Programmed by Frédéric Savard
The personal and professional life of whom we commonly know as La Bolduc, told by Simone and Nana de Varennes who knew the successful singer in the 1930s. Behind the dazzling verses of this courageous Gaspesian, the film draws a parallel with the working class of the 1960s.
A word from Tënk
The name Jean-Pierre Masse is often associated with the films La nuit de la poésie 27 mars 1970 and La nuit de la poésie 28 mars 1980, two cult documentaries that he co-directed alongside the master Jean-Claude Labrecque. Many are unaware that he devoted a 1968 film to the legendary Québécoise author/composer/performer Mary Rose Anna Travers, aka La Bolduc.

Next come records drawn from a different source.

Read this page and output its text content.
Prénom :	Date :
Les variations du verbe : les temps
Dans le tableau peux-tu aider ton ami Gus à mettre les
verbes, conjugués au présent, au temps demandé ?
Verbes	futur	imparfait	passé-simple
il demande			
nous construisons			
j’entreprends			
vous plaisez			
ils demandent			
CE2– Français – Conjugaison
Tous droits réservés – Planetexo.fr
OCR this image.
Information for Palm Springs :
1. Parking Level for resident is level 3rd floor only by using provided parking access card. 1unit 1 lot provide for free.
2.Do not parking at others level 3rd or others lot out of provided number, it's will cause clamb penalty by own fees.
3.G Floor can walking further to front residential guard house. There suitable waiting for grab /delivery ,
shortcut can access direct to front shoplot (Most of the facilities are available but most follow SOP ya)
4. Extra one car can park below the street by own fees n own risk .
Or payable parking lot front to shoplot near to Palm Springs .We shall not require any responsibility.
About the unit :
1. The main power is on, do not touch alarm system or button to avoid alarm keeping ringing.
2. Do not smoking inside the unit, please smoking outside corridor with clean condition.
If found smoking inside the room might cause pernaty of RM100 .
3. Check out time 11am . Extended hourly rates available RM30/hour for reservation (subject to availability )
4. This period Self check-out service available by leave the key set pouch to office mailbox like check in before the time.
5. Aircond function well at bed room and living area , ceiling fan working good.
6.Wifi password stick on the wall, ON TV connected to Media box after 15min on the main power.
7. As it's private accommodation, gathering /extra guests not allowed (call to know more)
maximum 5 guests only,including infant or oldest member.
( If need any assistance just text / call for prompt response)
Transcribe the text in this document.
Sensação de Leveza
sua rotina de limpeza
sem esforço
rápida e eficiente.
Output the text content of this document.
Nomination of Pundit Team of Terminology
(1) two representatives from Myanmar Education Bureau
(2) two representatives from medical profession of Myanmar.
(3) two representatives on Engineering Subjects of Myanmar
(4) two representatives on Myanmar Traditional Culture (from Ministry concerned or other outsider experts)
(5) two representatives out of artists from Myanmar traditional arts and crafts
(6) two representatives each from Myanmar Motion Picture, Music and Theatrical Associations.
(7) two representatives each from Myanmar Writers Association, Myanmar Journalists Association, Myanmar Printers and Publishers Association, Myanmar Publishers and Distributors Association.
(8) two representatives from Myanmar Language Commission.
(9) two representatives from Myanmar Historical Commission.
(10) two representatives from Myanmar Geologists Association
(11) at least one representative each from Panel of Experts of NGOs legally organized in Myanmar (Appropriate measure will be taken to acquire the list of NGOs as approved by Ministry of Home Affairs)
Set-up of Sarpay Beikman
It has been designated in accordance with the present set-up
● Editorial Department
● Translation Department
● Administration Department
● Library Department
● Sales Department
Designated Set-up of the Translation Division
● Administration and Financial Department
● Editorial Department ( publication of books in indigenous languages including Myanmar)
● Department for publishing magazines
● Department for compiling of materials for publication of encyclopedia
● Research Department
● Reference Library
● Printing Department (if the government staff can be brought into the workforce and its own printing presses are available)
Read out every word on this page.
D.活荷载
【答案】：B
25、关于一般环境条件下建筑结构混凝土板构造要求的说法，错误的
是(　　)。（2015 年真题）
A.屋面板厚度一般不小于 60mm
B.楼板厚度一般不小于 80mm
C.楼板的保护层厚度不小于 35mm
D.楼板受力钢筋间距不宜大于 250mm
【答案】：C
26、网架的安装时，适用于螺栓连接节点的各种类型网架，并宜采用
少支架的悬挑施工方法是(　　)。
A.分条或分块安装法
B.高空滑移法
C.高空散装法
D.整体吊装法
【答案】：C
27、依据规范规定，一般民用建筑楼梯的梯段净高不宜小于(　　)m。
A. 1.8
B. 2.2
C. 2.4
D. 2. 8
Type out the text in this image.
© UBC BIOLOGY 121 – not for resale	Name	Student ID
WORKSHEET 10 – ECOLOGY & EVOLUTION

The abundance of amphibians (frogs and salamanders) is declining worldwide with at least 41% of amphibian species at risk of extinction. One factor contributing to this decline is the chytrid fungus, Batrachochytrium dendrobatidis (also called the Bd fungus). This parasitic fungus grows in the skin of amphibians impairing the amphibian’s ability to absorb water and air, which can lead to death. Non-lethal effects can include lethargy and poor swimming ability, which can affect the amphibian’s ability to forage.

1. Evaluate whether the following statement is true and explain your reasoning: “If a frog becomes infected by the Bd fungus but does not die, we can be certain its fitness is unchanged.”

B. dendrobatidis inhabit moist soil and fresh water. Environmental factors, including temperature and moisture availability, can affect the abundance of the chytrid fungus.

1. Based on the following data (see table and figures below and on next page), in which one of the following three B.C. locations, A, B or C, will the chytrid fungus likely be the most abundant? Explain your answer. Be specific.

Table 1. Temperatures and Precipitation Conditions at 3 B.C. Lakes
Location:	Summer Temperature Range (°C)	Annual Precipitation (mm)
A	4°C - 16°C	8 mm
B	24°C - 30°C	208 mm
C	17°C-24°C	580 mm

Using archival images and unedited interviews with the singer’s loved ones, Masse paints a picture of a spokeswoman for the working class, a courageous and resilient woman who was able to give hope and a voice to French-Canadians during the Great Depression. Thanks to her humour, her sense of rhythm and her frankness, La Bolduc was able to bring Quebec folk music into the modern era, garnering her wild success. Swing la baquaise, to this day, remains a relatively unknown film well worth discovering, even if just for the opening scene alone. Could La Bolduc be at the origins of the francophone garage rock wave that reverberated through Montreal’s working-class neighbourhoods in the late 1960s? You be the judge!